Host immunity to Plasmodium falciparum and the assessment of emerging artemisinin resistance in a multinational cohort
Ataide R., Ashley EA., Powell R., Chan J-A., Malloy MJ., O’Flaherty K., Takashima E., Langer C., Tsuboi T., Dondorp AM., Day NP., Dhorda M., Fairhurst RM., Lim P., Amaratunga C., Pukrittayakamee S., Hien TT., Htut Y., Mayxay M., Faiz MA., Beeson JG., Nosten F., Simpson JA., White NJ., Fowkes FJI.
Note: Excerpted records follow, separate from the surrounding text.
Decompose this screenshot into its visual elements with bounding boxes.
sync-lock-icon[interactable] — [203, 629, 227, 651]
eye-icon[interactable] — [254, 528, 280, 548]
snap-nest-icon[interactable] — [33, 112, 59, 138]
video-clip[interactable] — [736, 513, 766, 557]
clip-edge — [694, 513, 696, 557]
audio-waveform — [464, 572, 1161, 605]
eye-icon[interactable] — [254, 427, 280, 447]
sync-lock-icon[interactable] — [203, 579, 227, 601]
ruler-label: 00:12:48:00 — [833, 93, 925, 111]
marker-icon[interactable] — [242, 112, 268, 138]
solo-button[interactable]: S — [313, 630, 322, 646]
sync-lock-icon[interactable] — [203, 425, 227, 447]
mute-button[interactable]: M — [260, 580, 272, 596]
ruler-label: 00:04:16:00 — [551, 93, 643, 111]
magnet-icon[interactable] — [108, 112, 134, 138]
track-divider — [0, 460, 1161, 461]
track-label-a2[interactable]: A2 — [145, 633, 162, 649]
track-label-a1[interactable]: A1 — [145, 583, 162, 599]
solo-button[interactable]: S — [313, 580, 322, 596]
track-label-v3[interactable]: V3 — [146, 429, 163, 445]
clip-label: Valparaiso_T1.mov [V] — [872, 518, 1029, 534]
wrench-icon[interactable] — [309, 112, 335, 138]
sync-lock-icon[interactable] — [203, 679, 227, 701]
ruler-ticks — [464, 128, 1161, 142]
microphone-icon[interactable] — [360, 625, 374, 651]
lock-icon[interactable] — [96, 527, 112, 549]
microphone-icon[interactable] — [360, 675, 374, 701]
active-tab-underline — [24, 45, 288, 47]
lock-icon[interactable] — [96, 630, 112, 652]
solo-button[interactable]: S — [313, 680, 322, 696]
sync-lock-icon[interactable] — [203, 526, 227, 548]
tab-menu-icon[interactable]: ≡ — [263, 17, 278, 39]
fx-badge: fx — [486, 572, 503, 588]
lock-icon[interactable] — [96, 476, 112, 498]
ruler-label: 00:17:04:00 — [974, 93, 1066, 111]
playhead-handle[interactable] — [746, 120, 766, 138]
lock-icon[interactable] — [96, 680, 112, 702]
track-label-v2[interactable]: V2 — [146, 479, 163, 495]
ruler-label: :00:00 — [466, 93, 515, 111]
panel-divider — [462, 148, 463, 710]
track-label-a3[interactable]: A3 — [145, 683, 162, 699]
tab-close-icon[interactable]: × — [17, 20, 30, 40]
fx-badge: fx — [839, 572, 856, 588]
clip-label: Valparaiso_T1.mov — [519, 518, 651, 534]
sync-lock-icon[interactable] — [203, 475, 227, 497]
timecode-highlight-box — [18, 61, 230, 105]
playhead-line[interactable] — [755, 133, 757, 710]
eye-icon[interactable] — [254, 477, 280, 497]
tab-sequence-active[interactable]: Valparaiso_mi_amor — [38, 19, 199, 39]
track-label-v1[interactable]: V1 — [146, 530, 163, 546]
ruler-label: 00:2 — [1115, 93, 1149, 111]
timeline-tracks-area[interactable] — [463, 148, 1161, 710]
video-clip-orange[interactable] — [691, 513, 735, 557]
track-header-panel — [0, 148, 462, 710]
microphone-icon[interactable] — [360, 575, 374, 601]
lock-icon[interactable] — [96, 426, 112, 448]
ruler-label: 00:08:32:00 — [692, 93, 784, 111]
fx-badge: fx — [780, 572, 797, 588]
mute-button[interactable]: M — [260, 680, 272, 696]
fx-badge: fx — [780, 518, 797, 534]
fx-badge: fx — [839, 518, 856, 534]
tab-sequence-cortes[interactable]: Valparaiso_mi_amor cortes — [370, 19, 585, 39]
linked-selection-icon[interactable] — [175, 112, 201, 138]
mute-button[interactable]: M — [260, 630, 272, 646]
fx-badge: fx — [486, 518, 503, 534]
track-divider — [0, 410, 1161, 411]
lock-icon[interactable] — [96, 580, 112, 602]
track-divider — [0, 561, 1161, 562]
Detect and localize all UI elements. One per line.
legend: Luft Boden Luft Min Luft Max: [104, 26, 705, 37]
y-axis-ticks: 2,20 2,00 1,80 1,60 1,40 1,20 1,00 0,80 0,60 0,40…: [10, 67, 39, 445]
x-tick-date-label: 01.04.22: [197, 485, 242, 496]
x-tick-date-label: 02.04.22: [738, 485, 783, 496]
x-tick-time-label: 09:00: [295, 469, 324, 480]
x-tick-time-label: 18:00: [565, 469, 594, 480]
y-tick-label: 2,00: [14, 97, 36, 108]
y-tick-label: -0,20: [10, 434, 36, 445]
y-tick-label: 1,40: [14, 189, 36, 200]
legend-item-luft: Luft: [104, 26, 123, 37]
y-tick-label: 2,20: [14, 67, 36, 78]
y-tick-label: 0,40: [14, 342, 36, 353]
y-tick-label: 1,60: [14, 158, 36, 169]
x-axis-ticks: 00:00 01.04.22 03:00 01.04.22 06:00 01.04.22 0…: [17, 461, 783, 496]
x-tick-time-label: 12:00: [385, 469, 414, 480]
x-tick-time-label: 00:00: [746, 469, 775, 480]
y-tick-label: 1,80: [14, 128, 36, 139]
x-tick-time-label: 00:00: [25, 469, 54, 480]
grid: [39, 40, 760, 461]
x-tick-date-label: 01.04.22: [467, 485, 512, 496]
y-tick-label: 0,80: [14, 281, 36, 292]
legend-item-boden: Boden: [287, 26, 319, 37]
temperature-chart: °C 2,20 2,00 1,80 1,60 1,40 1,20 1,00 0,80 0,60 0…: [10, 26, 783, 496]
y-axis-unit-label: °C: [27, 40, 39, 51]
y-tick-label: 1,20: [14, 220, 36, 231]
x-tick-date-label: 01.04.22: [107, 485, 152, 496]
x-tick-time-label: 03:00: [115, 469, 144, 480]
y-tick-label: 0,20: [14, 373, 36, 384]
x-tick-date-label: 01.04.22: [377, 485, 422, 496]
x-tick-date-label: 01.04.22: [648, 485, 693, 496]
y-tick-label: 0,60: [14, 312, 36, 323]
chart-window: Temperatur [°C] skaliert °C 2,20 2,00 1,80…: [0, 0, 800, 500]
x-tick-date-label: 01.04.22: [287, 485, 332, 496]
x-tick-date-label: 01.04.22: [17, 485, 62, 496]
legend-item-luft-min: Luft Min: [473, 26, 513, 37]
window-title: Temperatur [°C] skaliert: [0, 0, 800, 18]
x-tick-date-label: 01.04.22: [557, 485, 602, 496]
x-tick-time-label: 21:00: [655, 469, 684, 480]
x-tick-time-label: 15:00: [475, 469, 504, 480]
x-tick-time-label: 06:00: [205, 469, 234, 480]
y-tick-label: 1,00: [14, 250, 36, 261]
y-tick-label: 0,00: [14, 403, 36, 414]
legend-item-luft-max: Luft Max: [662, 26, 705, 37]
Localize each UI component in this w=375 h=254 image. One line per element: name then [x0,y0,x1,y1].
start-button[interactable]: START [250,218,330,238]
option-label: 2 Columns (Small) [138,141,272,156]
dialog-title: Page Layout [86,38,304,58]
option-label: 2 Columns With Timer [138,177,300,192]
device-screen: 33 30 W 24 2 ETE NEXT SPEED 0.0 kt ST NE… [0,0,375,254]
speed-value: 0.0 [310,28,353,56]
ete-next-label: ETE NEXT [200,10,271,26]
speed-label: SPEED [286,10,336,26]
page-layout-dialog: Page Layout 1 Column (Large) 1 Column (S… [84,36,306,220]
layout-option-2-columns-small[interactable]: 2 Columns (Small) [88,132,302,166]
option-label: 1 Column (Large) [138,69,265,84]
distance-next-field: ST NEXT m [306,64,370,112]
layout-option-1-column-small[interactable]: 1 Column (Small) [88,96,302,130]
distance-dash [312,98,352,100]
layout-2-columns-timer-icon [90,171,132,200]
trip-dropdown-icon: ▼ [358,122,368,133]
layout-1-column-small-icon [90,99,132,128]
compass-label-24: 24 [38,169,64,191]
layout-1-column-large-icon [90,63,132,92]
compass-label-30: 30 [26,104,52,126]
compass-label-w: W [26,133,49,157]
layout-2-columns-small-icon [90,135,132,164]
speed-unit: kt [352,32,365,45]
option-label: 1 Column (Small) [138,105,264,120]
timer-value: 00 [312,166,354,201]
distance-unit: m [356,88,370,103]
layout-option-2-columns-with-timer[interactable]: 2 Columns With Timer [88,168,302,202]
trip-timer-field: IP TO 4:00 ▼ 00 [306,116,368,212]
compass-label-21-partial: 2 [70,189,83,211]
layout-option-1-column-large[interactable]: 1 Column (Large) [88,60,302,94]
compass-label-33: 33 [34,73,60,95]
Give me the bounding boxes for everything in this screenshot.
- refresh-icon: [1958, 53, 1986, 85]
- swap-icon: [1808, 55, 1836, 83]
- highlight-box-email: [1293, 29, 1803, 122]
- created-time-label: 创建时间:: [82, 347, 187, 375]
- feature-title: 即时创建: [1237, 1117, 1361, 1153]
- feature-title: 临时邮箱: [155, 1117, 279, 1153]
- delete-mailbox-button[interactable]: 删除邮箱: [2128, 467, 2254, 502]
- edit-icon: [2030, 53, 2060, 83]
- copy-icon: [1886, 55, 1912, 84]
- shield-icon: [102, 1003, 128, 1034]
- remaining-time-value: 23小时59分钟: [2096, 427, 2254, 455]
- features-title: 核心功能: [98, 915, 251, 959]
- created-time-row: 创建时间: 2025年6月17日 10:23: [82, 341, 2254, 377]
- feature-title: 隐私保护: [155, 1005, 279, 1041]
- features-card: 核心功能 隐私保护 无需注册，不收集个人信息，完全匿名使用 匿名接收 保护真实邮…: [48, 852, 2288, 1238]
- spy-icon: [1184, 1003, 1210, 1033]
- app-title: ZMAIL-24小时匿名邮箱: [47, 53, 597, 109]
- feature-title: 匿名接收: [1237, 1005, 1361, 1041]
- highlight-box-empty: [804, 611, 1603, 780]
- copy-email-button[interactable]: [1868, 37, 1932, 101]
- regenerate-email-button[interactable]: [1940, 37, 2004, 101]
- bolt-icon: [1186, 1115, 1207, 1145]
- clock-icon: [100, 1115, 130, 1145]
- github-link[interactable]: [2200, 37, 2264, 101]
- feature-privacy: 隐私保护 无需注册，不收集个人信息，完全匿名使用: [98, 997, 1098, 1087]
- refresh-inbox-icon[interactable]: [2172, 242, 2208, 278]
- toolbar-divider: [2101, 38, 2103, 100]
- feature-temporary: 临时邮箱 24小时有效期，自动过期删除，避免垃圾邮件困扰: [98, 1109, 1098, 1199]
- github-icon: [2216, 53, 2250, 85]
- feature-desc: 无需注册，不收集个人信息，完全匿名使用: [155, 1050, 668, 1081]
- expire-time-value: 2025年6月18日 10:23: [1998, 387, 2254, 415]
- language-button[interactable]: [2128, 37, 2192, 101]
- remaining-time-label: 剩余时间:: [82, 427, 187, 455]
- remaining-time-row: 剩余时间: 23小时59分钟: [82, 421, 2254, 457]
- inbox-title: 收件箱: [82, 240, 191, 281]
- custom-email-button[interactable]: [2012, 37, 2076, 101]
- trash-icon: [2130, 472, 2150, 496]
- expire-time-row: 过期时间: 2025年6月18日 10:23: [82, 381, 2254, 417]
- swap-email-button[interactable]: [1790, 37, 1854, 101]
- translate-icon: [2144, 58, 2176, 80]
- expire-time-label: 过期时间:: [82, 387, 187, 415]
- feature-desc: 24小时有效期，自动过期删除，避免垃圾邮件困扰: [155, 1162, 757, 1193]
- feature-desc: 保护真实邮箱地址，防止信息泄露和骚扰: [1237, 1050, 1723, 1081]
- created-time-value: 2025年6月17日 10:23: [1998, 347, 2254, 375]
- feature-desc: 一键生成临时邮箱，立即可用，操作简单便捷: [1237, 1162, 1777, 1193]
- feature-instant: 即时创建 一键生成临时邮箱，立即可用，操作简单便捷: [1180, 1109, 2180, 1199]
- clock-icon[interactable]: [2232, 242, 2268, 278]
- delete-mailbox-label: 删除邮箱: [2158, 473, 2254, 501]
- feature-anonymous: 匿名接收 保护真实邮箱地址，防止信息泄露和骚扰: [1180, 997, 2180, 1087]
Significance Slow-clearing artemisinin-resistant malaria parasites are now well established in the Greater Mekong Subregion. This large multinational therapy efficacy study incorporating clinical data, molecular drug-resistance markers, and immune profiling aimed to understand how variations in population levels of naturally acquired malarial immunity affect the slow-clearing phenotype, emergence of artemisinin resistance-associated mutations, and assessment of the geographical spread of artemisinin resistance. We found that slow-clearing mutant parasites occur at higher frequencies in areas where immunity is lowest, patients with higher immunity have faster clearance times, and immunity has the greatest effect on clearance in patients with slow-clearing mutant parasites. Immunity plays an important role in the emergence of resistant parasites and can confound the World Health Organization’s phenotype and genotype definitions of artemisinin resistance.